2. What do you enjoy about the creative writing process?
I love the sense of immersion and flow you get when you’re working on a piece of fiction. It normally takes me about an hour to warm up and get into the thick of it; that first hour at the desk can be hard work. But once you’re deep into the story, the rest of the world disappears. It feels closely related to the pleasure of getting lost in a book.
3. Where do you find inspiration for your stories and characters?
I’m definitely a writer who works from experience and observation rather than pure imagination, so going out for walks and people‐watching are very inspirational for me. I’m also very much inspired by the pop culture I consume. There might be a question or a theme explored on a podcast or in an article that won’t leave my mind, or I might want to capture the mood or atmosphere of a certain song or film. Those are usually the things that will trigger a story idea for me.
4. What is most rewarding about your work?
Hearing that something I’ve written has resonated with someone. Writing is so solitary and can feel like a stab in the dark. You ask yourself, is it just me that cares about this, or is interested in this? When someone reads and appreciates what you’ve written, it reminds you that you’re not alone.
5. What would be your dream project?
I have huge affection for science fiction as a genre – I grew up watching Star Wars, Buffy the Vampire Slayer and The X Files – so I’d love to tackle a sci‐fi project at some stage in my career. I’d need the right idea to come along first though!

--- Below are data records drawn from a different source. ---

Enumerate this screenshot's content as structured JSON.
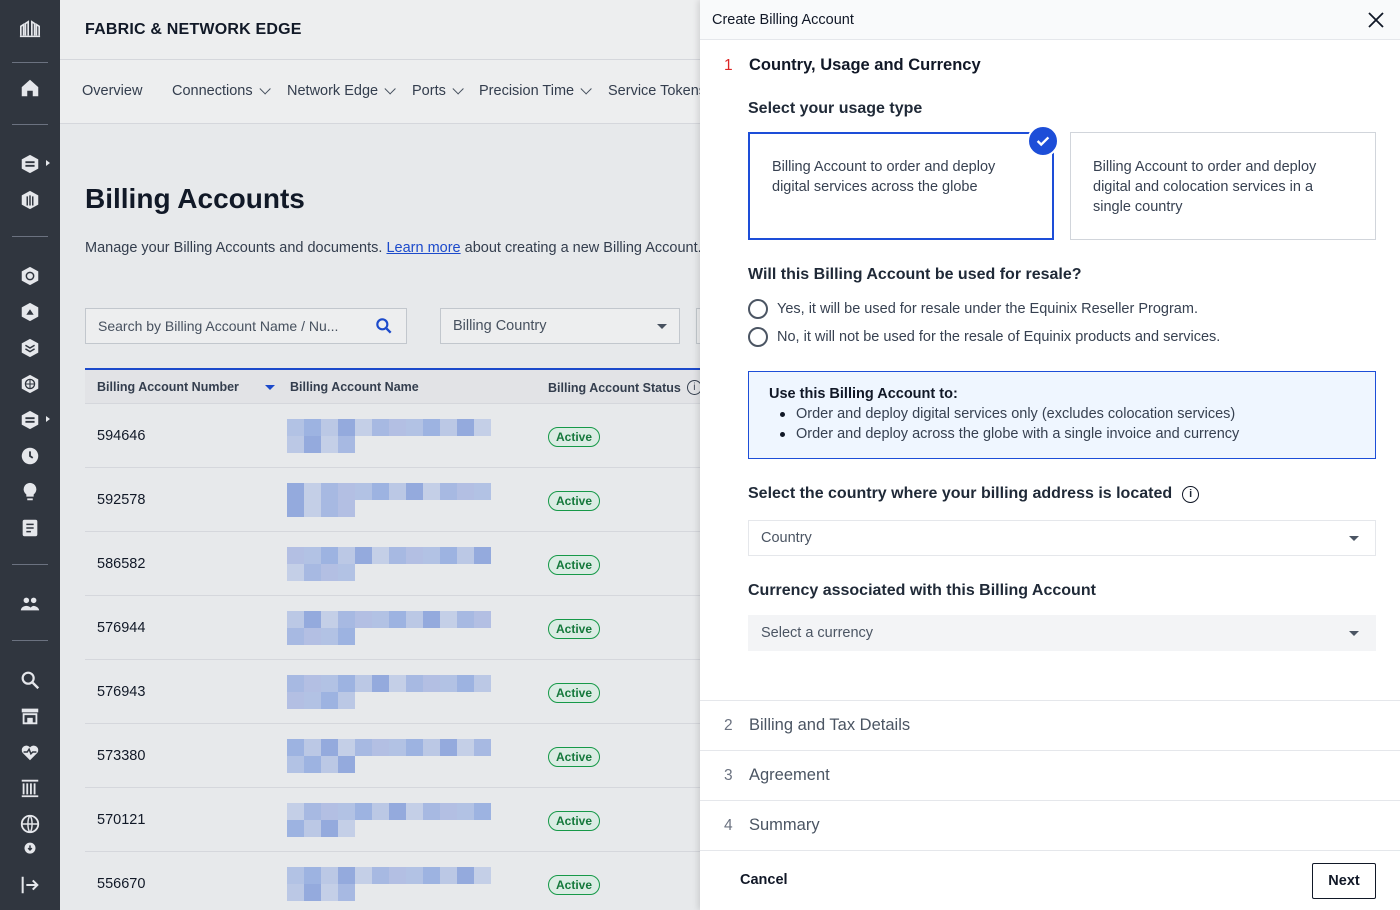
{
  "app": {
    "brand": "FABRIC & NETWORK EDGE"
  },
  "nav": {
    "items": [
      {
        "label": "Overview",
        "dropdown": false
      },
      {
        "label": "Connections",
        "dropdown": true
      },
      {
        "label": "Network Edge",
        "dropdown": true
      },
      {
        "label": "Ports",
        "dropdown": true
      },
      {
        "label": "Precision Time",
        "dropdown": true
      },
      {
        "label": "Service Tokens",
        "dropdown": false
      }
    ]
  },
  "page": {
    "title": "Billing Accounts",
    "desc_before": "Manage your Billing Accounts and documents.",
    "desc_link": "Learn more",
    "desc_after": "about creating a new Billing Account."
  },
  "filters": {
    "search_placeholder": "Search by Billing Account Name / Nu...",
    "country_label": "Billing Country"
  },
  "table": {
    "headers": {
      "number": "Billing Account Number",
      "name": "Billing Account Name",
      "status": "Billing Account Status"
    },
    "rows": [
      {
        "number": "594646",
        "status": "Active"
      },
      {
        "number": "592578",
        "status": "Active"
      },
      {
        "number": "586582",
        "status": "Active"
      },
      {
        "number": "576944",
        "status": "Active"
      },
      {
        "number": "576943",
        "status": "Active"
      },
      {
        "number": "573380",
        "status": "Active"
      },
      {
        "number": "570121",
        "status": "Active"
      },
      {
        "number": "556670",
        "status": "Active"
      }
    ]
  },
  "drawer": {
    "title": "Create Billing Account",
    "step1": {
      "num": "1",
      "label": "Country, Usage and Currency"
    },
    "usage": {
      "title": "Select your usage type",
      "option_global": "Billing Account to order and deploy digital services across the globe",
      "option_single": "Billing Account to order and deploy digital and colocation services in a single country"
    },
    "resale": {
      "title": "Will this Billing Account be used for resale?",
      "yes": "Yes, it will be used for resale under the Equinix Reseller Program.",
      "no": "No, it will not be used for the resale of Equinix products and services."
    },
    "info": {
      "title": "Use this Billing Account to:",
      "items": [
        "Order and deploy digital services only (excludes colocation services)",
        "Order and deploy across the globe with a single invoice and currency"
      ]
    },
    "country": {
      "title": "Select the country where your billing address is located",
      "placeholder": "Country"
    },
    "currency": {
      "title": "Currency associated with this Billing Account",
      "placeholder": "Select a currency"
    },
    "steps": [
      {
        "num": "2",
        "label": "Billing and Tax Details"
      },
      {
        "num": "3",
        "label": "Agreement"
      },
      {
        "num": "4",
        "label": "Summary"
      }
    ],
    "cancel_label": "Cancel",
    "next_label": "Next"
  },
  "colors": {
    "accent": "#1d4ed8",
    "rail": "#30363f",
    "active_green": "#16a34a",
    "step_active": "#dc2626"
  }
}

6. If you weren’t a writer, what would you be?
In another life, I’d be a sports psychologist.
7. Who is the most inspirational person in your life and why?
I really look up to my sister Eileen – she’s multitalented, tremendous fun, a powerhouse at work, and mother to three brilliant and hilarious kids.
8. Favourite holiday destination?
I lived in Brooklyn for a year in my early twenties and have been back a few times since – it’s somewhere I always feel both exhilarated and completely at home. In lockdown, I’ve also been daydreaming about Italy quite a bit – specifically, sitting in a sunny square and eating a bowl of pasta.
9. What’s the best piece of advice you’ve ever been given?
I interviewed the writer Kevin Barry when I was a student and he said something about ‘rotating the crops’ that always stuck with me. He meant don’t limit yourself as a writer to any one idea or any one mode of writing – try everything, always have a couple of projects on the go. When you’re stuck on one project, you can switch to another.
9. How do you relax at the end of a long day?
Comfy pants, a mug of ginger tea and an episode of Broad City.